The goal of Ashraya is to give these children a real chance of a better life by working with their parents to emphasize the importance of sending their children to school no matter how many times they move. The lucky ones go on to Needlbagh, Ashraya’s residential school a few hours outside of Bangalore. It was there we met children who have come from the crèches and are now finishing their 10th year of school. The school’s record is amazing, continually surpassing local school’s scholastic achievements!
Our admiration is endless for the staff and programs put into place by Ashraya. They are so outstanding that the co-founder, Nomita Chandy, just received one of the highest honors in India for her work. It is so important that we help Mrs. Chandy and her staff by funding her efforts that will change the course of these children’s lives.
There was one little 4-year-old girl who will particularly remain in our minds forever. Without exaggerating, she could have been our granddaughter’s twin - if not for her skin tone. When our Mia saw her picture, she said, “That looks like me.”

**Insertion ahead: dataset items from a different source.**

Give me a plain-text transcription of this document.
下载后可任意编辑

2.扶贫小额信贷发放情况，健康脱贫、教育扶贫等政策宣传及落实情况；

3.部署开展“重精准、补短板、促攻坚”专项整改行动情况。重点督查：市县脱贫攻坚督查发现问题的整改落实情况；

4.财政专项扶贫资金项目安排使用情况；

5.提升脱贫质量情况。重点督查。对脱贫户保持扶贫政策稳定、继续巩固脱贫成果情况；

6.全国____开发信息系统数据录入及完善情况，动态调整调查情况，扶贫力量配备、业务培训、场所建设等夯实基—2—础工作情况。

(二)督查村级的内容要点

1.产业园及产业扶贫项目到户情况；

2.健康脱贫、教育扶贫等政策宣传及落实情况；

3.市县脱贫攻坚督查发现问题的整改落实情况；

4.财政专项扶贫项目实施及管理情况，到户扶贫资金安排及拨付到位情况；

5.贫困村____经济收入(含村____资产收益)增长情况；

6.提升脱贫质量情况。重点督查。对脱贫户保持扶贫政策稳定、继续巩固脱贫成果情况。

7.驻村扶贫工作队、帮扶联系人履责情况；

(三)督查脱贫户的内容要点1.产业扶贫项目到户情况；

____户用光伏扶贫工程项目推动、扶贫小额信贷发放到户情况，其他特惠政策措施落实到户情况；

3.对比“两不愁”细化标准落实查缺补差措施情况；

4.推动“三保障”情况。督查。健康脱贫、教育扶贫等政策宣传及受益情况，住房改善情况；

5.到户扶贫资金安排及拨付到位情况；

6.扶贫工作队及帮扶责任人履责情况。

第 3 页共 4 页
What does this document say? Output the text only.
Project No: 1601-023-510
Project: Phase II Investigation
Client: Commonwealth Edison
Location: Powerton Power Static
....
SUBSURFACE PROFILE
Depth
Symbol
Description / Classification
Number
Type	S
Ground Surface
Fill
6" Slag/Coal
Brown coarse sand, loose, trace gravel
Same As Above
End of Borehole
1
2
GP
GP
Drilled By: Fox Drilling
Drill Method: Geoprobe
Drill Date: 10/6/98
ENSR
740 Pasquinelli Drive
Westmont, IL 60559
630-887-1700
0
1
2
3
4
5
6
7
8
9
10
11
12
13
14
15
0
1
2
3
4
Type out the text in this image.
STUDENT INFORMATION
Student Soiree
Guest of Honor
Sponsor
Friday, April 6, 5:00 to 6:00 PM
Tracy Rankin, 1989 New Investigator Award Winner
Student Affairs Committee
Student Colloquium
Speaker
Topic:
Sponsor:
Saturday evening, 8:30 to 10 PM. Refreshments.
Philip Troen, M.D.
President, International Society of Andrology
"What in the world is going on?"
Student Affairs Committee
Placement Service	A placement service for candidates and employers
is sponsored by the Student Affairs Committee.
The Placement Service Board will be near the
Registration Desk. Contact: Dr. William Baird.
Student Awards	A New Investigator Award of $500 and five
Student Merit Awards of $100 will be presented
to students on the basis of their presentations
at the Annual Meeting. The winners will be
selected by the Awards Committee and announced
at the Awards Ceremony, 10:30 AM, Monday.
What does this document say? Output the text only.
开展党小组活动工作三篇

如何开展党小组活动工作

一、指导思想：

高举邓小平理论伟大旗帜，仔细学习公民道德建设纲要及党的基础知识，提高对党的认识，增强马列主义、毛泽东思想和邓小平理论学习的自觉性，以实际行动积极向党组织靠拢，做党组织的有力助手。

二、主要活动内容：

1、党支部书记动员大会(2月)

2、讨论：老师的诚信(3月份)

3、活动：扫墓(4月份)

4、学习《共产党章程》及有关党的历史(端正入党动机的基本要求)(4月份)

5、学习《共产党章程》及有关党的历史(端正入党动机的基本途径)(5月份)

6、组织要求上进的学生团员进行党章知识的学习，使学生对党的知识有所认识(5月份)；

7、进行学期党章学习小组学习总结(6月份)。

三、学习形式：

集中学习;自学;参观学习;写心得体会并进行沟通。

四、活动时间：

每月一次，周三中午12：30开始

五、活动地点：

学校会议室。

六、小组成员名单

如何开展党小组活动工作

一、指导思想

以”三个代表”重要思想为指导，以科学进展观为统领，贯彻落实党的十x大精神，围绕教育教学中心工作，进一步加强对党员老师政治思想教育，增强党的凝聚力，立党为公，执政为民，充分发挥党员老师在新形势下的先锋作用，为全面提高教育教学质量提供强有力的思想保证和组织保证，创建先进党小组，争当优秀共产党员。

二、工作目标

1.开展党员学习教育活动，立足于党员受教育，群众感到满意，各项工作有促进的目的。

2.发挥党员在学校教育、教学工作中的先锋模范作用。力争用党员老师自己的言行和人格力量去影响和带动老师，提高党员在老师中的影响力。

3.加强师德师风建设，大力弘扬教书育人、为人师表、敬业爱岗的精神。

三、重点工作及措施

They may each have huge brown eyes, a lovely round face and the shyness evident in their smile, but the difference in their daily lives and the prospects for their futures are as dissimilar as night is to day. We can only hope that through Ashraya’s effort and the generosity of caring grandparents around the world that this little girl and others like her will have the opportunity to emerge from a life of abject poverty. The opportunity is there; we just have to help Ashraya give it to them.